High-strength and controllable thermal degrading hydrogel for temporary plugging in ultra-high-temperature reservoirs

Abstract

The efficacy of temporary plugging and diverting fracturing techniques critically depends on the performance of temporary plugging agents. However, conventional gel-based temporary plugging agents are typically limited to application temperatures below 160°C. This study developed a gel-based temporary plugging agent that exhibits high strength and tunable degradation performance at 180°C. The agent is formed in situ through free-radical polymerization of acrylamide and 2-acrylamide-2-methylpropane sulfonic acid(AMPS), using triallylamine as the crosslinker. The effects of monomer concentration, crosslinker content, AMPS ratio, and salinity on gel strength and degradation time were systematically investigated. Additionally, the gel's plugging performance was assessed. Its degradation mechanism was elucidated through SEM, FT-IR, and XPS analyses. Results show that when the gelling solution is prepared using deionized water, the gel achieves high strength(G’﹥400 Pa), with degradation time adjustable between 20–140 h by adjusting formulation parameters. In high-salinity environments (NaCl ≤100,000 mg·L⁻¹ and CaCl₂ <20,000 mg·L⁻¹), the system maintained excellent gel strength and degradation performance. In fractures with a width of 1 mm, the gel achieved a pressure gradient of 51.6 MPa/m.
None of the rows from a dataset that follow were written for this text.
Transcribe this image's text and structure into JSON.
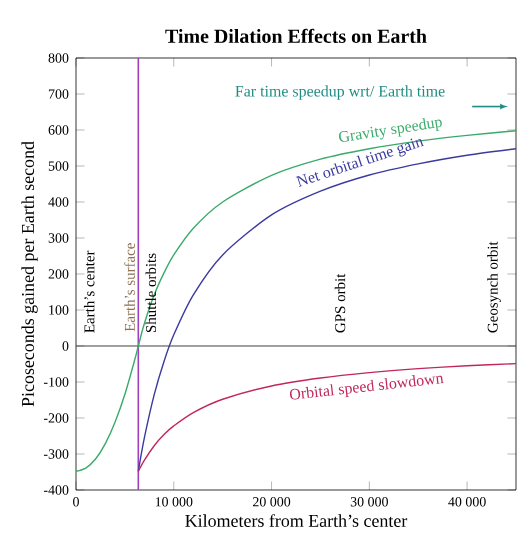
{
  "chart_data": {
    "type": "line",
    "title": "Time Dilation Effects on Earth",
    "xlabel": "Kilometers from Earth’s center",
    "ylabel": "Picoseconds gained per Earth second",
    "xlim": [
      0,
      45000
    ],
    "ylim": [
      -400,
      800
    ],
    "xticks": [
      0,
      {
        "value": 10000,
        "label": "10 000"
      },
      {
        "value": 20000,
        "label": "20 000"
      },
      {
        "value": 30000,
        "label": "30 000"
      },
      {
        "value": 40000,
        "label": "40 000"
      }
    ],
    "yticks": [
      -400,
      -300,
      -200,
      -100,
      0,
      100,
      200,
      300,
      400,
      500,
      600,
      700,
      800
    ],
    "grid": false,
    "marker": "none",
    "line_style": "solid",
    "series": [
      {
        "name": "Gravity speedup",
        "color": "#3aaa6a",
        "x": [
          0,
          1000,
          2000,
          3000,
          4000,
          5000,
          6000,
          6371,
          7000,
          8000,
          9000,
          10000,
          12000,
          15000,
          20000,
          25000,
          30000,
          35000,
          40000,
          45000
        ],
        "values": [
          -348,
          -339,
          -314,
          -271,
          -211,
          -134,
          -39,
          0,
          63,
          142,
          203,
          253,
          327,
          400,
          474,
          519,
          548,
          569,
          585,
          598
        ]
      },
      {
        "name": "Net orbital time gain",
        "color": "#3a3aa0",
        "x": [
          6371,
          7000,
          8000,
          9000,
          10000,
          12000,
          15000,
          20000,
          25000,
          30000,
          35000,
          40000,
          45000
        ],
        "values": [
          -348,
          -254,
          -135,
          -43,
          31,
          142,
          253,
          364,
          430,
          475,
          506,
          530,
          548
        ]
      },
      {
        "name": "Orbital speed slowdown",
        "color": "#c0285a",
        "x": [
          6371,
          7000,
          8000,
          9000,
          10000,
          12000,
          15000,
          20000,
          25000,
          30000,
          35000,
          40000,
          45000
        ],
        "values": [
          -348,
          -317,
          -277,
          -246,
          -222,
          -185,
          -148,
          -111,
          -89,
          -74,
          -63,
          -55,
          -49
        ]
      }
    ],
    "ref_lines": [
      {
        "axis": "x",
        "value": 6371,
        "label": "Earth’s surface",
        "color": "#a040c0"
      },
      {
        "axis": "y",
        "value": 0,
        "color": "#404040"
      }
    ],
    "annotations": [
      "Far time speedup wrt/ Earth time",
      "Earth’s center",
      "Shuttle orbits",
      "GPS orbit",
      "Geosynch orbit"
    ]
  }
}
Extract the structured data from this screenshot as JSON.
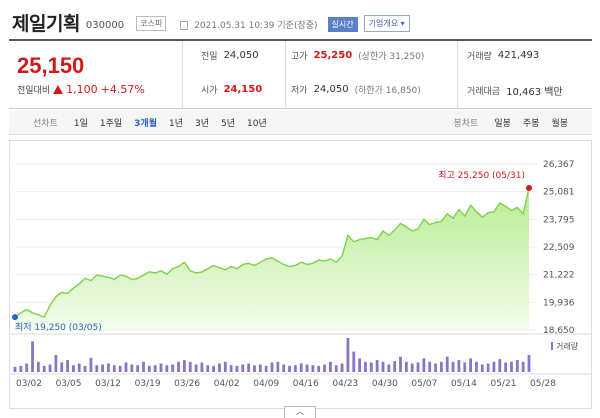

The degradation solution exhibits low viscosity and negligible residue. Passage of the degradation fluid through the fractures resulted in a differential pressure of only 0.01 MPa. The degradation occurs in two stages: rapid hydrolysis of amide groups followed by chain scission, leading to molecular fragmentation and conversion into a low-viscosity liquid. This study extends the applicable temperature limit of gel-based temporary plugging agents, providing a useful reference for advancing temporary plugging and diverting fracturing technologies in ultra-high-temperature reservoirs.